Revolutionary advances in laser research and technology have led to expanded dermatologic laser applications. With the wide range of lasers now available, a large spectrum of skin conditions in the pediatric population can be successfully treated or, in some cases, completely eradicated. Laser treatment of the pediatric population poses a unique challenge for the clinician on a variety of levels. Physically, the composition of many vascular and pigmented lesions changes as children age making them more resistant to laser therapy. Thus, in many cases, treating lesions at an early age has resulted in clearing in fewer sessions and with decreased complications. Mechanically, lasers and laser settings used for the treatment of adult lesions may have to be adjusted for the smaller vessels and the unpredictable nature of scarring with children's skin. For vascular lesions, the pulsed dye laser is considered the laser of choice for its efficacy and low-risk profile, whereas the Q-switched, pigment-specific lasers are ideal for most childhood pigmented lesions, allowing for single pigment cell destruction. Other conditions such as acne and acne scars, psoriasis, keloids, warts and hypertrichosis that traditionally have been treated with a variety of modalities are now being managed safely with laser surgery. Other issues specific to the pediatric population include the determination of suitable anesthesia, the provision of size-appropriate safety equipment, and the assessment and management of patient and parent anxiety.
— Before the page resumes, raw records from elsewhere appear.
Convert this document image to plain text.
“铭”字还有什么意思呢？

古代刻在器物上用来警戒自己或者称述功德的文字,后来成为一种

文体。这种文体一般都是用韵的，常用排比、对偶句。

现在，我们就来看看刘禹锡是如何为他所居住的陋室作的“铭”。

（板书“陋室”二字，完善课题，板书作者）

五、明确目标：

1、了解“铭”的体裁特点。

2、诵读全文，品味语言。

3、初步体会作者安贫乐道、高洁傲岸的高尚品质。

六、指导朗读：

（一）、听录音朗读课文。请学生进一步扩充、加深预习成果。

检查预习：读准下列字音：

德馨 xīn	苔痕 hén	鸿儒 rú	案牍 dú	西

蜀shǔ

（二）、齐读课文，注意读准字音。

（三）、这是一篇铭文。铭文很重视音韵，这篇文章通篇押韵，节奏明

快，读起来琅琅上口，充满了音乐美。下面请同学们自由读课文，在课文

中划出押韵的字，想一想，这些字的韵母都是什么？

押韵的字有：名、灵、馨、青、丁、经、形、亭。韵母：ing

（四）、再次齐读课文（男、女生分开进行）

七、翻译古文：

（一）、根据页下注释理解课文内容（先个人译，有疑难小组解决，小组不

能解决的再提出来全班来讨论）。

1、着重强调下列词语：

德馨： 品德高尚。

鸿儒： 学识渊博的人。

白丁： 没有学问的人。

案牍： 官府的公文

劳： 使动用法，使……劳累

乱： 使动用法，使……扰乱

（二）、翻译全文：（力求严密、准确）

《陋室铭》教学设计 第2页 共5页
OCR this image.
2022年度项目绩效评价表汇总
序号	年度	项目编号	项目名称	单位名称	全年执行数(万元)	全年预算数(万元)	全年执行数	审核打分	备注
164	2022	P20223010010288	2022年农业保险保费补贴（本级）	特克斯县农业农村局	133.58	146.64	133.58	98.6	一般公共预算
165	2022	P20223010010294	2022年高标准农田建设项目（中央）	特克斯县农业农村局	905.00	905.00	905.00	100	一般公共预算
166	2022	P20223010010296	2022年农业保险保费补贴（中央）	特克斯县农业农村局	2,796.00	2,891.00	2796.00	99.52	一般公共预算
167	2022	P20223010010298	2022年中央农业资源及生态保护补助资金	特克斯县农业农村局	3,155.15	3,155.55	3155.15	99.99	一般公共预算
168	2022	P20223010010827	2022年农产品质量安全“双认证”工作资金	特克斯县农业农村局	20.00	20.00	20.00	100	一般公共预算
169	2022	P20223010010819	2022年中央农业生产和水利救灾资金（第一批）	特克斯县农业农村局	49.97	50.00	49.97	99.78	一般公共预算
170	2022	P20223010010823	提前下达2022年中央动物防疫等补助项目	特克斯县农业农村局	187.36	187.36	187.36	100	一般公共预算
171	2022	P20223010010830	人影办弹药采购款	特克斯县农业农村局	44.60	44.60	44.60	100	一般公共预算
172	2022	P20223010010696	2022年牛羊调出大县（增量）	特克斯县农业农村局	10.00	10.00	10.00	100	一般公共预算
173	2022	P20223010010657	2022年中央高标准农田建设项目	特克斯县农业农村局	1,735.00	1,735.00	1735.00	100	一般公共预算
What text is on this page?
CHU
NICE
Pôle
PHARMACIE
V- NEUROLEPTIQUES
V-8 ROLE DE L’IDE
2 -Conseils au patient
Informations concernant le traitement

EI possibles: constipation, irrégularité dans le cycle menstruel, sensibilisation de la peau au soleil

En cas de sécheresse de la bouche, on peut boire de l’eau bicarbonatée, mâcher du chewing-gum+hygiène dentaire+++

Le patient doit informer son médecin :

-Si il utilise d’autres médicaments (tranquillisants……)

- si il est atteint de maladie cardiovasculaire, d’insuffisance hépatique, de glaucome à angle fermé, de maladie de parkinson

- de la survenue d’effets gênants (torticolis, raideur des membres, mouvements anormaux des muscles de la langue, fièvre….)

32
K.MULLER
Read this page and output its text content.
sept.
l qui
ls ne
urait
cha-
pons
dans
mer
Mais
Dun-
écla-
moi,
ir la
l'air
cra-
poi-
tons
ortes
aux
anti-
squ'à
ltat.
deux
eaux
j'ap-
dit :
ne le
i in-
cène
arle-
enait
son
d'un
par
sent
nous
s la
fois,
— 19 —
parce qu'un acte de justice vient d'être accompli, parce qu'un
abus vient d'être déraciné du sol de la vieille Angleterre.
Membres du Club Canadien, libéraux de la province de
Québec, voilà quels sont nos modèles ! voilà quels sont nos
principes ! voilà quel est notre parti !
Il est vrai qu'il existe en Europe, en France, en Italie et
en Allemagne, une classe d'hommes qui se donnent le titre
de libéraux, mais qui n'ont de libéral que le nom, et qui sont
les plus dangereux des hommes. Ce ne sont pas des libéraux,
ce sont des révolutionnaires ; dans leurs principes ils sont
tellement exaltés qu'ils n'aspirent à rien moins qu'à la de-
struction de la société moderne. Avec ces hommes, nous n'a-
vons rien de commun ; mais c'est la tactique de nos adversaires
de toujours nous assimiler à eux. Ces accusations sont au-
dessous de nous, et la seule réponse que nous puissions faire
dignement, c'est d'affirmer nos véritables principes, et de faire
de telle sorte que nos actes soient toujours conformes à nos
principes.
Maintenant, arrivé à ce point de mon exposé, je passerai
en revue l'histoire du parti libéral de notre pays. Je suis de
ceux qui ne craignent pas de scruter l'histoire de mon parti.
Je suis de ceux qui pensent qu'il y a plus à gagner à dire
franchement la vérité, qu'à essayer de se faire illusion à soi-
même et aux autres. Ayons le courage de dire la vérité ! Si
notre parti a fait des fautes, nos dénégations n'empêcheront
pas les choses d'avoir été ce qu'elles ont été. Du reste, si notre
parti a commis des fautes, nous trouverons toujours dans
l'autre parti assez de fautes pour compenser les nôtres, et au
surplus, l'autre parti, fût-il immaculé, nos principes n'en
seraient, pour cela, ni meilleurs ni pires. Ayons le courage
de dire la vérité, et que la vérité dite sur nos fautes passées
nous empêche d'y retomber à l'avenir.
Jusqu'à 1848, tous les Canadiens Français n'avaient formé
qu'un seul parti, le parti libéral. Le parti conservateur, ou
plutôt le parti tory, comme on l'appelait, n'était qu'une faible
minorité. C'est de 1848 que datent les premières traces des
The use of lasers specifically designed for structural differences in pediatric lesions and the recognition of emotional issues surrounding a young patient during laser surgery are critical components of successful treatment. Learning objective: At the conclusion of this learning activity, participants should be familiar with the mechanism of laser technology, current trends in the use of lasers for skin lesions in the pediatric population, and the issues specific to treating a patient with laser surgery.
Acne in ethnic skin.
Journal: Dermatol Clin. 2003 Oct;21(4):609-15, vii.
Halder RM et al.
Acne is the most common disorder observed in ethnic skin. Clinical presentation is different than in white skin. Postinflammatory hyperpigmentation is a common sequelae of acne in darker skin. The management of acne in ethnic skin is based largely on the prevention and treatment of hyperpigmentation.